The idea here to transform the channel emitting 100 files to a channel that will collect all files into a list object and produce that list as a sole emission. Then the process' script will be able to iterate over the files by using a simple for-loop.
process concatenateBootstrapReplicates {
publishDir "$results_path/$datasetID/concatenate"
input:
file bootstrapTreeList from bootstrapReplicateTrees.toList()
output:
file "concatenatedBootstrapTrees.nwk"
// Concatenate Bootstrap Trees
script:
"""
for treeFile in ${bootstrapTreeList}
do
cat \$treeFile >> concatenatedBootstrapTrees.nwk
done
"""
}
8. I have two channels as an input to a process, one with several items and a second with only one item, why the process is running a single time?
process intersect_bed {
input:
file bed from bed_collection
file bed_features
output:
file 'intersect.bed' into bed_light_activity
script:
"""
bedtools intersect -a $bed -b $bed_features > intersect.bed
"""
}
In this example, the process will be run only one time. Here the channel is a dataflow stream (or queue) and when an item is read it is removed from the channel, as the channel contains only one file, when it is read, it sends a termination signal to the process and it stops.
If you want to run the process as many times as files in bed_collection, you only need to change the declaration of
bed_features
by:
file bed_features.first()
This code generates a dataflow value (or singleton). This type of channels can be used as many times as needed, because it always returns the same value without removing it.
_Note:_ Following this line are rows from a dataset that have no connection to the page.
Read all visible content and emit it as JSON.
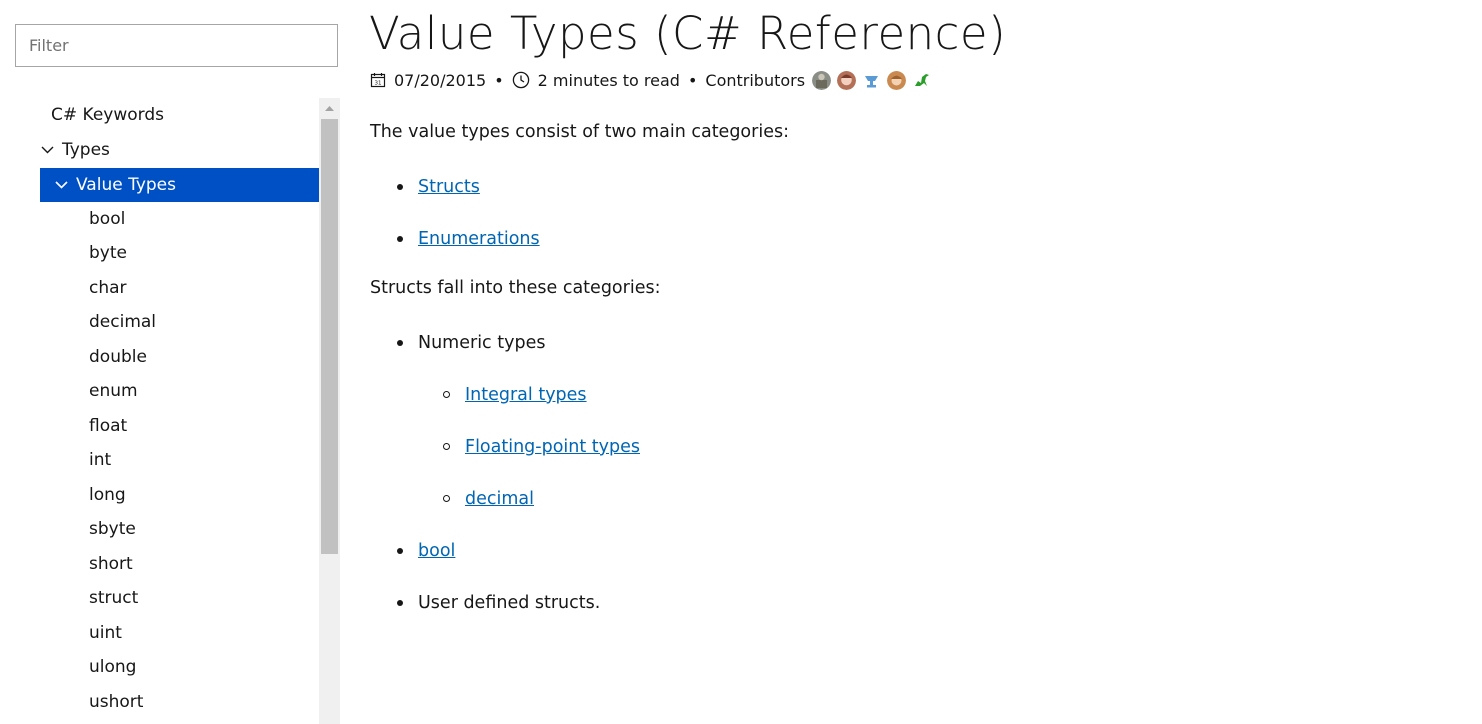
{
  "sidebar": {
    "filter_placeholder": "Filter",
    "toc": [
      {
        "label": "C# Keywords"
      },
      {
        "label": "Types",
        "expanded": true
      },
      {
        "label": "Value Types",
        "expanded": true,
        "selected": true
      },
      {
        "label": "bool"
      },
      {
        "label": "byte"
      },
      {
        "label": "char"
      },
      {
        "label": "decimal"
      },
      {
        "label": "double"
      },
      {
        "label": "enum"
      },
      {
        "label": "float"
      },
      {
        "label": "int"
      },
      {
        "label": "long"
      },
      {
        "label": "sbyte"
      },
      {
        "label": "short"
      },
      {
        "label": "struct"
      },
      {
        "label": "uint"
      },
      {
        "label": "ulong"
      },
      {
        "label": "ushort"
      }
    ]
  },
  "article": {
    "title": "Value Types (C# Reference)",
    "date": "07/20/2015",
    "read_time": "2 minutes to read",
    "separator": "•",
    "contributors_label": "Contributors",
    "contributors": [
      "contributor-avatar-1",
      "contributor-avatar-2",
      "contributor-avatar-3",
      "contributor-avatar-4",
      "contributor-avatar-5"
    ],
    "intro": "The value types consist of two main categories:",
    "categories": [
      "Structs",
      "Enumerations"
    ],
    "structs_intro": "Structs fall into these categories:",
    "numeric_label": "Numeric types",
    "numeric_sub": [
      "Integral types",
      "Floating-point types",
      "decimal"
    ],
    "bool_link": "bool",
    "user_defined": "User defined structs."
  },
  "colors": {
    "selected_bg": "#0050c5",
    "link": "#0065b3",
    "text": "#171717"
  }
}
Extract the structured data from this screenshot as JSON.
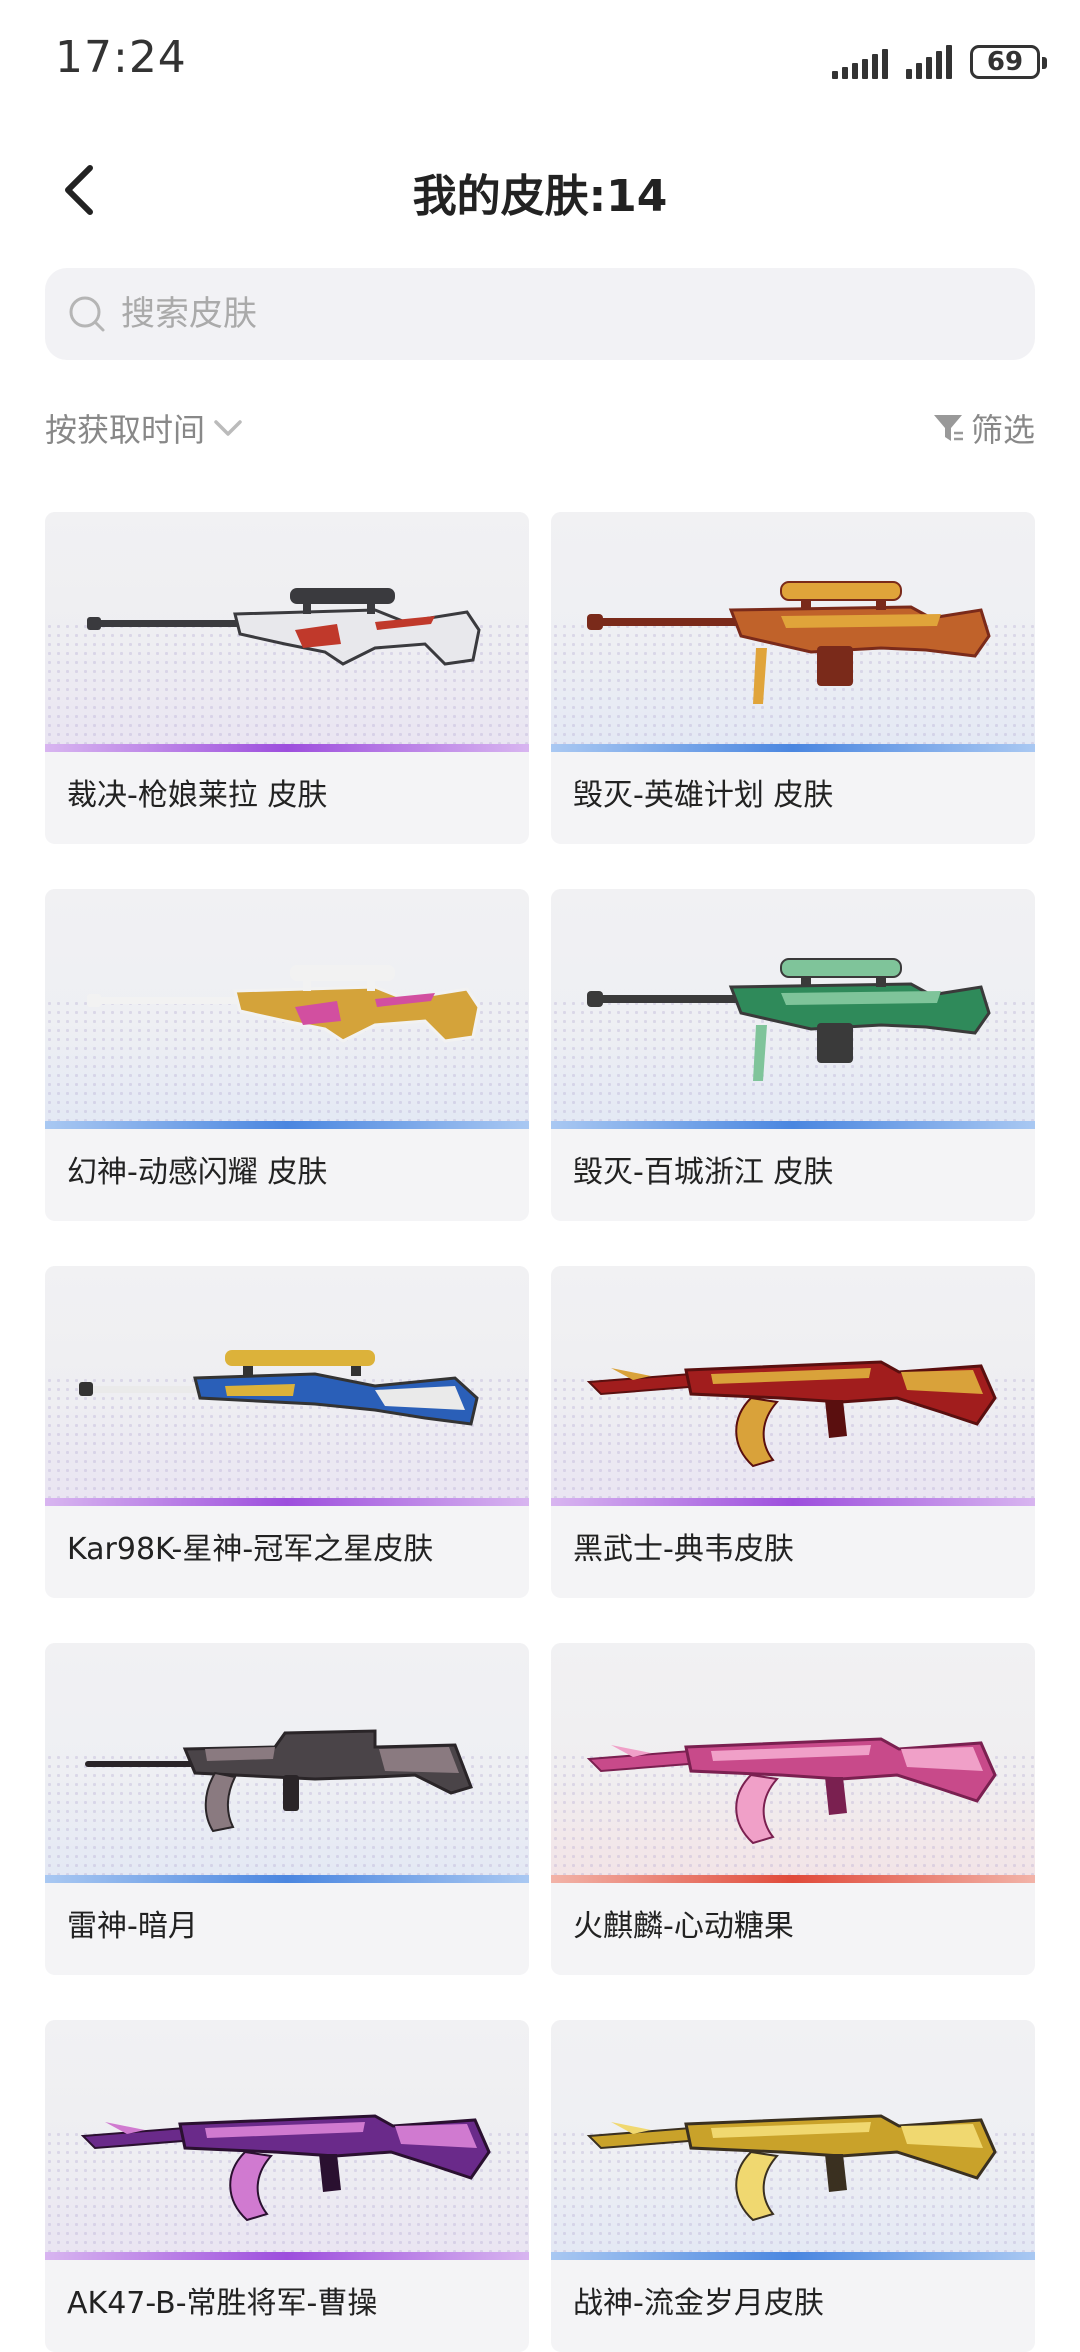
{
  "status_bar": {
    "time": "17:24",
    "battery": "69"
  },
  "header": {
    "title": "我的皮肤:14"
  },
  "search": {
    "placeholder": "搜索皮肤",
    "value": ""
  },
  "sort": {
    "label": "按获取时间"
  },
  "filter": {
    "label": "筛选"
  },
  "colors": {
    "purple": "#9d4edd",
    "blue": "#4a86e0",
    "red": "#e04a3a"
  },
  "skins": [
    {
      "name": "裁决-枪娘莱拉 皮肤",
      "rarity": "purple",
      "weapon": "sniper",
      "colors": [
        "#3a3a3e",
        "#e8e8ec",
        "#c0392b"
      ]
    },
    {
      "name": "毁灭-英雄计划 皮肤",
      "rarity": "blue",
      "weapon": "heavy-sniper",
      "colors": [
        "#c0622a",
        "#e0a43a",
        "#7a2a1a"
      ]
    },
    {
      "name": "幻神-动感闪耀 皮肤",
      "rarity": "blue",
      "weapon": "sniper",
      "colors": [
        "#f2f2f2",
        "#d4a33a",
        "#d24fa0"
      ]
    },
    {
      "name": "毁灭-百城浙江 皮肤",
      "rarity": "blue",
      "weapon": "heavy-sniper",
      "colors": [
        "#2f8a5a",
        "#7fc49a",
        "#3a3a3a"
      ]
    },
    {
      "name": "Kar98K-星神-冠军之星皮肤",
      "rarity": "purple",
      "weapon": "bolt",
      "colors": [
        "#2a5fb8",
        "#dcb23a",
        "#eaeaea"
      ]
    },
    {
      "name": "黑武士-典韦皮肤",
      "rarity": "purple",
      "weapon": "rifle",
      "colors": [
        "#a11d1d",
        "#d9a23a",
        "#5a0f0f"
      ]
    },
    {
      "name": "雷神-暗月",
      "rarity": "blue",
      "weapon": "m4",
      "colors": [
        "#4a4448",
        "#8a7a80",
        "#2a2528"
      ]
    },
    {
      "name": "火麒麟-心动糖果",
      "rarity": "red",
      "weapon": "rifle",
      "colors": [
        "#c84a8a",
        "#f0a0c8",
        "#7a2050"
      ]
    },
    {
      "name": "AK47-B-常胜将军-曹操",
      "rarity": "purple",
      "weapon": "rifle",
      "colors": [
        "#6a2a8a",
        "#d07ad0",
        "#2a1030"
      ]
    },
    {
      "name": "战神-流金岁月皮肤",
      "rarity": "blue",
      "weapon": "rifle",
      "colors": [
        "#c9a22a",
        "#f0d870",
        "#3a3020"
      ]
    }
  ]
}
That is way with this command the process will be run as many time as bed files inside the bed_collection channel.
Consider an example with the popular transcript assembly tool cufflink and cuffmerge.
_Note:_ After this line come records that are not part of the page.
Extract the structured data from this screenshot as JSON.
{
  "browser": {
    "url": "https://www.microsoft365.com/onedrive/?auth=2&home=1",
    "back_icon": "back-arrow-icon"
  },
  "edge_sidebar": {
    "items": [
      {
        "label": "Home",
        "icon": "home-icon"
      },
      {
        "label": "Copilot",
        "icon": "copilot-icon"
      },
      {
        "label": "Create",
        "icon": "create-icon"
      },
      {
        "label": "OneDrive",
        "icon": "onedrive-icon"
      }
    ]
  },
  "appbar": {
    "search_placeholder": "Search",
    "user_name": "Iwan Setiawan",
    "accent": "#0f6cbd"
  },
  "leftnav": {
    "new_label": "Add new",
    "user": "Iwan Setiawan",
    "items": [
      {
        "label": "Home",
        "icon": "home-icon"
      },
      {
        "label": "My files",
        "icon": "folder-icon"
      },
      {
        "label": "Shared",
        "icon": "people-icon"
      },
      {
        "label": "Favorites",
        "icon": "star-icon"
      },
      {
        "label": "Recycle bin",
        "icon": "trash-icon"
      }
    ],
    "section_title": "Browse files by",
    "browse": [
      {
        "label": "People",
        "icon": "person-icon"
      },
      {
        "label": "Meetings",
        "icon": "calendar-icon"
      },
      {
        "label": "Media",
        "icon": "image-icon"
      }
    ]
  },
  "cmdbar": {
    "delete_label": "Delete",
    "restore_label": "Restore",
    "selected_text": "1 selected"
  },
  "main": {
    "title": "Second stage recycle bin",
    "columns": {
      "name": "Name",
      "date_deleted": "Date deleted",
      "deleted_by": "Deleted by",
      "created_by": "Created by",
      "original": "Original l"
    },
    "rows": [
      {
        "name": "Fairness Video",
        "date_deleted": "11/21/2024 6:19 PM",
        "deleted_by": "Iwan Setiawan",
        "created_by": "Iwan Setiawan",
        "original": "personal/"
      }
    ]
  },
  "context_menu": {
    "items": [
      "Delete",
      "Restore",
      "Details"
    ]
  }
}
Cuffmerge takes as input a file containing the files names of the GTF files output by the individual cufflinks process tasks.
We can collect the files names using the collectFile
operator as shown below:
process cufflinks {
input:
file annotationFile
set val(name), file(STAR_alignment) from STARmappedReads
output:
set val(name), file("CUFF_${name}") into cufflinksTranscripts
script:
"""
mkdir CUFF_${name}
cufflinks -g ${annotationFile} \
-o CUFF_${name} \
${STAR_alignment}/${name}Aligned.sortedByCoord.out.bam
"""
}
cufflinksTranscripts
.collectFile () { file -> ['gtf_filenames.txt', file.name + '\n' ] }
.set { GTFfilenames }
process cuffmerge {
input:
file annotationFile
file genomeFile
file gtf_filenames from GTFfilenames
file cufflinksTranscript from cufflinksTranscripts.toList()
output:
file "CUFFMERGE" into cuffmergeTranscripts
script:
// Cuffmerge
"""
mkdir CUFFMERGE
cuffmerge -o CUFFMERGE \
-g ${annotationFile}
-s ${genomeFile}
${gtf_filenames}
"""
}
- Here the process
cufflinks
will run for each sample from ourSTARmappedReads
channel. - We then peform the
collectFile
operator on the channelcufflinksTranscripts
. - For each file in the channel, we add the filename plus a new line to the file 'gtf_filenames.txt' as text.
- This text file is then set to a new channel
GTFfilenames
. - In cuffmerge, we now have as input the aforementioned text file PLUS the actual GTF files themselves, ensuring the GTFs are accessible from the work directory.